Inbound map fails due to nulls in incoming file

I’ve bumped into this scenario today -

A file, created by a third party, is being receiving by BizTalk using the file adapter (the file is being FTP uploaded by the third party).

Turns out that the file contains nulls (hex 0x00) in some of the fields, in some of the records.

This is evident when looking at the file in a hex viewer, although – to my surprise – when we opened, and then saved, the file in notepad (without making any changes) all nulls are replaced with spaces, which mostly meant we could only test this using the files supplied by the original creator, presumably a non-windows system.

Anyway - flat file disassembler happily processes the file and spits xml (we’re actually debatching the files in the disassmebler, so we’re getting lots of small xmls) where the attributes corresponsing to the fields with the null value, now how the escaped representation of a null. so far so good – the xml accurately represents the flat file.

At the end of the pipeline, however, we’ve got an inbound map, which then fails with the error -

The Messaging Engine failed while executing the inbound map for the message coming from source URL:"D:\Projects\BizTalk\Files\IN\*.csv" with the Message Type "<some message type>". Details:"An error occurred when parsing the incoming document: "'.', hexadecimal value 0x00, is an invalid character. Line 1, position 275.". "

Looks like the value was correclty identified as null, but that the mapper is very unhappy about that fact; the map was never actualy executed (the problem is not in any of our mapping logic as far as I can tell, but in the ‘engine’ itself); I was not aware of any restriction about the use of nulls, but it seems the maps refuse to execute.

A similar error is received when trying this in VS (test map)
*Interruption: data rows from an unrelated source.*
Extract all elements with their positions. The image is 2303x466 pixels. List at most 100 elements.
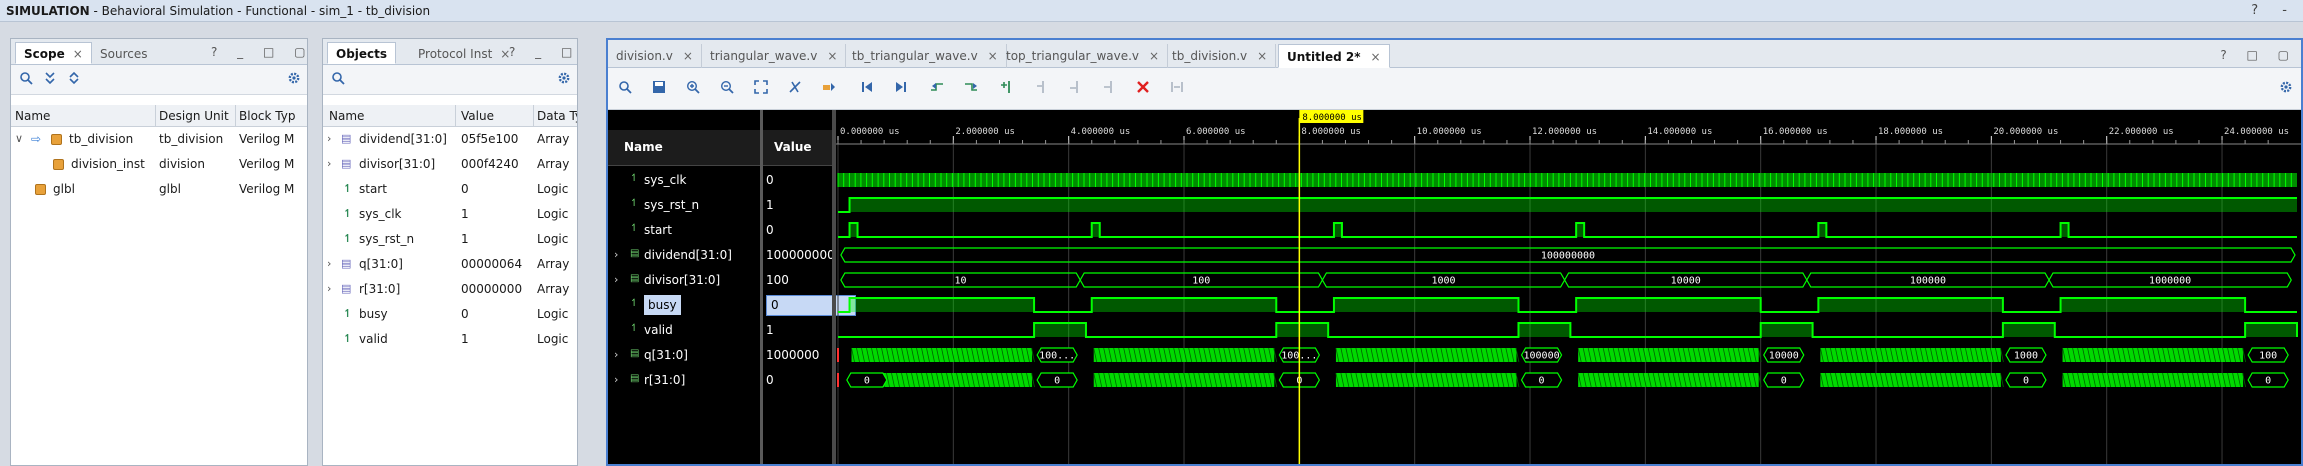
gear-icon[interactable]: [2277, 80, 2295, 98]
chevron-right-icon[interactable]: ›: [614, 273, 618, 286]
chevron-right-icon[interactable]: ›: [614, 248, 618, 261]
chevron-right-icon[interactable]: ›: [614, 348, 618, 361]
signal-row[interactable]: › ▤ r[31:0] 0: [608, 368, 834, 393]
wave-window-controls[interactable]: ? □ ▢: [2220, 48, 2297, 62]
prev-marker-icon: [1032, 80, 1050, 98]
signal-row[interactable]: ↿ start 0: [608, 218, 834, 243]
close-icon[interactable]: ×: [73, 47, 83, 61]
expand-all-icon[interactable]: [65, 71, 83, 89]
col-value[interactable]: Value: [461, 109, 494, 123]
marker-icon[interactable]: [820, 80, 838, 98]
zoom-in-icon[interactable]: [684, 80, 702, 98]
scope-window-controls[interactable]: ? _ □ ▢: [211, 45, 307, 59]
tab-tb-triangular-wave-v[interactable]: tb_triangular_wave.v ×: [844, 44, 1007, 68]
search-icon[interactable]: [17, 71, 35, 89]
objects-row[interactable]: ↿ start 0 Logic: [323, 177, 577, 202]
close-icon[interactable]: ×: [1257, 49, 1267, 63]
tab-tb-division-v[interactable]: tb_division.v ×: [1164, 44, 1277, 68]
chevron-right-icon[interactable]: ›: [614, 373, 618, 386]
window-title: SIMULATION - Behavioral Simulation - Fun…: [6, 4, 431, 18]
objects-row[interactable]: › ▤ dividend[31:0] 05f5e100 Array: [323, 127, 577, 152]
signal-icon: ↿: [630, 223, 639, 234]
add-marker-icon[interactable]: [998, 80, 1016, 98]
gear-icon[interactable]: [555, 71, 573, 89]
signal-row[interactable]: ↿ sys_clk 0: [608, 168, 834, 193]
start-pulse: [1091, 223, 1100, 237]
chevron-right-icon[interactable]: ›: [327, 257, 331, 270]
chevron-right-icon[interactable]: ›: [327, 132, 331, 145]
signal-name: r[31:0]: [644, 373, 686, 387]
collapse-all-icon[interactable]: [41, 71, 59, 89]
name-header[interactable]: Name: [624, 140, 663, 154]
waveform-canvas[interactable]: 0.000000 us 2.000000 us 4.000000 us 6.00000…: [836, 110, 2301, 466]
gear-icon[interactable]: [285, 71, 303, 89]
prev-transition-icon[interactable]: [928, 80, 946, 98]
close-icon[interactable]: ×: [827, 49, 837, 63]
signal-row[interactable]: › ▤ q[31:0] 1000000: [608, 343, 834, 368]
objects-row[interactable]: ↿ sys_rst_n 1 Logic: [323, 227, 577, 252]
search-icon[interactable]: [616, 80, 634, 98]
snap-icon: [1168, 80, 1186, 98]
object-value: 1: [461, 332, 469, 346]
objects-window-controls[interactable]: ? _ □ ▢: [509, 45, 577, 59]
signal-row[interactable]: ↿ sys_rst_n 1: [608, 193, 834, 218]
signal-row[interactable]: › ▤ dividend[31:0] 100000000: [608, 243, 835, 268]
signal-icon: ▤: [630, 373, 640, 384]
objects-row[interactable]: ↿ busy 0 Logic: [323, 302, 577, 327]
tab-top-triangular-wave-v[interactable]: top_triangular_wave.v ×: [998, 44, 1169, 68]
objects-panel-tabs: Objects Protocol Inst× ? _ □ ▢: [323, 39, 577, 65]
title-bar-icons[interactable]: ? -: [2251, 3, 2297, 18]
close-icon[interactable]: ×: [1371, 50, 1381, 64]
bus-value-label: 0: [1054, 376, 1060, 387]
search-icon[interactable]: [329, 71, 347, 89]
tab-protocol-inst[interactable]: Protocol Inst ×: [409, 42, 519, 64]
tab-triangular-wave-v[interactable]: triangular_wave.v ×: [702, 44, 847, 68]
save-icon[interactable]: [650, 80, 668, 98]
objects-row[interactable]: › ▤ q[31:0] 00000064 Array: [323, 252, 577, 277]
col-name[interactable]: Name: [15, 109, 50, 123]
time-tick-label: 4.000000 us: [1071, 127, 1131, 137]
start-wave: [838, 222, 2297, 238]
bus-value-label: 10: [955, 276, 967, 287]
tab-division-v[interactable]: division.v ×: [608, 44, 702, 68]
col-data-type[interactable]: Data Ty: [537, 109, 577, 123]
start-pulse: [1576, 223, 1585, 237]
scope-row[interactable]: glbl glbl Verilog M: [11, 177, 307, 202]
tab-objects[interactable]: Objects: [327, 42, 397, 64]
value-header[interactable]: Value: [774, 140, 812, 154]
chevron-down-icon[interactable]: ∨: [15, 132, 23, 145]
signal-icon: ▤: [630, 348, 640, 359]
signal-row[interactable]: ↿ valid 1: [608, 318, 834, 343]
close-icon[interactable]: ×: [683, 49, 693, 63]
objects-row[interactable]: › ▤ r[31:0] 00000000 Array: [323, 277, 577, 302]
close-icon[interactable]: ×: [1149, 49, 1159, 63]
objects-row[interactable]: ↿ sys_clk 1 Logic: [323, 202, 577, 227]
tab-sources[interactable]: Sources: [91, 42, 156, 64]
go-to-end-icon[interactable]: [892, 80, 910, 98]
signal-row[interactable]: › ▤ divisor[31:0] 100: [608, 268, 834, 293]
time-tick-label: 18.000000 us: [1878, 127, 1943, 137]
signal-value: 1: [766, 323, 774, 337]
scope-row[interactable]: ∨ ⇨ tb_division tb_division Verilog M: [11, 127, 307, 152]
objects-row[interactable]: › ▤ divisor[31:0] 000f4240 Array: [323, 152, 577, 177]
chevron-right-icon[interactable]: ›: [327, 157, 331, 170]
clock-fill: [838, 173, 2297, 187]
objects-toolbar: [323, 65, 577, 95]
zoom-fit-icon[interactable]: [752, 80, 770, 98]
delete-icon[interactable]: [1134, 80, 1152, 98]
go-to-start-icon[interactable]: [858, 80, 876, 98]
objects-row[interactable]: ↿ valid 1 Logic: [323, 327, 577, 352]
close-icon[interactable]: ×: [988, 49, 998, 63]
signal-row[interactable]: ↿ busy 0: [608, 293, 856, 318]
col-block-type[interactable]: Block Typ: [239, 109, 299, 123]
chevron-right-icon[interactable]: ›: [327, 282, 331, 295]
col-name[interactable]: Name: [329, 109, 364, 123]
col-design-unit[interactable]: Design Unit: [159, 109, 229, 123]
zoom-to-cursor-icon[interactable]: [786, 80, 804, 98]
tab-untitled-2[interactable]: Untitled 2* ×: [1278, 44, 1390, 68]
object-value: 00000000: [461, 282, 523, 296]
tab-scope[interactable]: Scope ×: [15, 42, 92, 64]
zoom-out-icon[interactable]: [718, 80, 736, 98]
next-transition-icon[interactable]: [962, 80, 980, 98]
scope-row[interactable]: division_inst division Verilog M: [11, 152, 307, 177]
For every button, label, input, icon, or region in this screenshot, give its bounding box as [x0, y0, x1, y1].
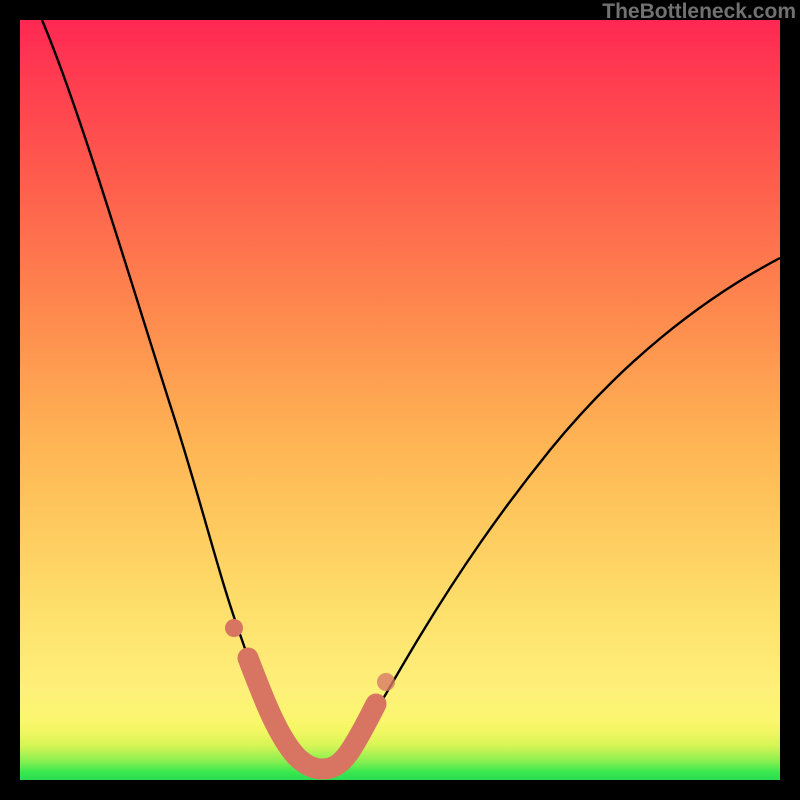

We’ve scratched our heads a little bit, but eventually found a work around of kind in the BizTalkGurus.com forums - http://www.biztalkgurus.com/forums/p/6535/12594.aspx where Mark answers he’s own question and suggests that configuring the fields in question with null as the padding character will instruct the disassembler to remove any nulls it finds.

Works like a charm.

Of course this can only work if the schema is not going to be used by an assembler delivering the message, as it would happily pad the very same fields with quite a few nulls on the way out, which has to be counter productive!